Data exists in almost every facet of our lives, and understanding these data sources is crucial to getting the most out of the information made available. While analysts can truly delve into their datasets and get the most insight from them, most of us need a visual component to better understand these analytics. That’s where charts and graphs come to gain a better understanding of these facts. A spline chart is just one of the templates that allow for better data visualization.
Understanding Spline Charts
You may have heard of a line chart, but what is a spline chart? It’s actually a line chart that uses curves instead of straight lines. It is designed to emphasize trends over a particular time period but in a smoother and more gradual way. Spline charts are a clear, easy way to provide a graphical representation of one or more time-dependent variables. A spline is the name for this curve made up of two or more polynomial curves joined together. These are used in multiple ways now, especially for computer-aided design (CAD) systems.
There are different varieties of spline charts. A spline area chart, for example, is a mapped area chart colored in to pinpoint multiple variables, resembling mountains to illustrate these concepts. A multiple spline chart graphs a number of variables. While they all must be related and mapped on the same scale, this helps to show comparisons in datasets. Range spline area charts show two closely related variables mapped onto the same chart. This is the best approach for showing maximums and minimums within this information. Lastly, there is the stacked spline area chart that allows viewers to follow fluctuations of related variables.
Why use these charts?
A spline chart is used because it’s much more fluid than a normal line chart. This natural-looking curve is not only more natural-looking, but it plots data to show those smooth and gradual changes. This is used to develop insights and analytics within a certain frame. Those illustrating this data can plot time along the X-axis and the variable of interest on the Y-axis to show clear trajectories. Splines cover almost any industry to show off subtle differences that a straight-line graph might not be able to convey. This makes spline charts far more accurate.

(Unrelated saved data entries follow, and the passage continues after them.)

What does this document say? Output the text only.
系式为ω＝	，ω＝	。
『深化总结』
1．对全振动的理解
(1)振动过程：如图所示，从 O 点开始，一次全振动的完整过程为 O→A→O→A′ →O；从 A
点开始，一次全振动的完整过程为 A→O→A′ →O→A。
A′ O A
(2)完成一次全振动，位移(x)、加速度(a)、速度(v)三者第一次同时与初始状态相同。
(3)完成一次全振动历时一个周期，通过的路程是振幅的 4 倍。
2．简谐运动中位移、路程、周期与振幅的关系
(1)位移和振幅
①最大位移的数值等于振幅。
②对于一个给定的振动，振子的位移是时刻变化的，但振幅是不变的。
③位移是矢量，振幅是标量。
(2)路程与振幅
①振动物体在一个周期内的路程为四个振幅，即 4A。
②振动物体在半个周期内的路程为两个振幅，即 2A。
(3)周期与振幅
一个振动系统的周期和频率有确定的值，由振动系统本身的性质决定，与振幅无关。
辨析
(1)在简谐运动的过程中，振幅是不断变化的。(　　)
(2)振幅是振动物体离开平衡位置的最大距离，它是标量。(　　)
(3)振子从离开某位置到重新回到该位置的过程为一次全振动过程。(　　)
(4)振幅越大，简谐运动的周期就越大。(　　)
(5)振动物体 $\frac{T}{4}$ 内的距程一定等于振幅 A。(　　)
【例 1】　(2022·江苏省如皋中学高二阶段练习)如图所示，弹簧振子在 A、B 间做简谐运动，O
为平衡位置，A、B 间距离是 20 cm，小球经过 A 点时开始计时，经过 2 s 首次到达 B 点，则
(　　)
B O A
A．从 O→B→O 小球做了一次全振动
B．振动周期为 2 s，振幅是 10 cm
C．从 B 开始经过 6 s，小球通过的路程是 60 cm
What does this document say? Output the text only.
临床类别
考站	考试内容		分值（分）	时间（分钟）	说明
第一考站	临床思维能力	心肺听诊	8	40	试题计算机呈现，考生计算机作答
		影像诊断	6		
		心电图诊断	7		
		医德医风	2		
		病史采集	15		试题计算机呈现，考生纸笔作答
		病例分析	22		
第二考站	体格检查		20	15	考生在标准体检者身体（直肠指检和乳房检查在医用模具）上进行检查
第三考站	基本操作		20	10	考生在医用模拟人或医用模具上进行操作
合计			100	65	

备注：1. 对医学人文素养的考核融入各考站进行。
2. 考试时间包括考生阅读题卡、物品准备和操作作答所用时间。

Having multiple lines on a chart allows viewers to easily see the differences in chart data between related variables to spot patterns. A retailer may turn to these charts to monitor sales of particular products over time across different branches. Each branch would have its own spline, making it easy to spot trends like seasonal variation or success from one location compared to another. While a line chart can show off the sales of a certain dollar amount reached, a spline chart provides more of an impression as it relates to the development of those sales over a set time frame.
Best Practices for Splines
Data analysts have a number of standard practices to follow in order to create an effective spline chart. With a clear title, viewers are able to easily garner what the information they are about to see refers to. Any new chart should have clearly labeled axes, starting at zero with an even scale. Splines should also use markers to plot exact values along the curve, making for a clear way to pinpoint the exact facts a particular viewer may be seeking.
Be sure to use a strategy when it comes to your datasets to make sure that information is not misrepresented by the spline. The last thing you want is a lack of clarity when presenting findings, especially when looking to make better business decisions.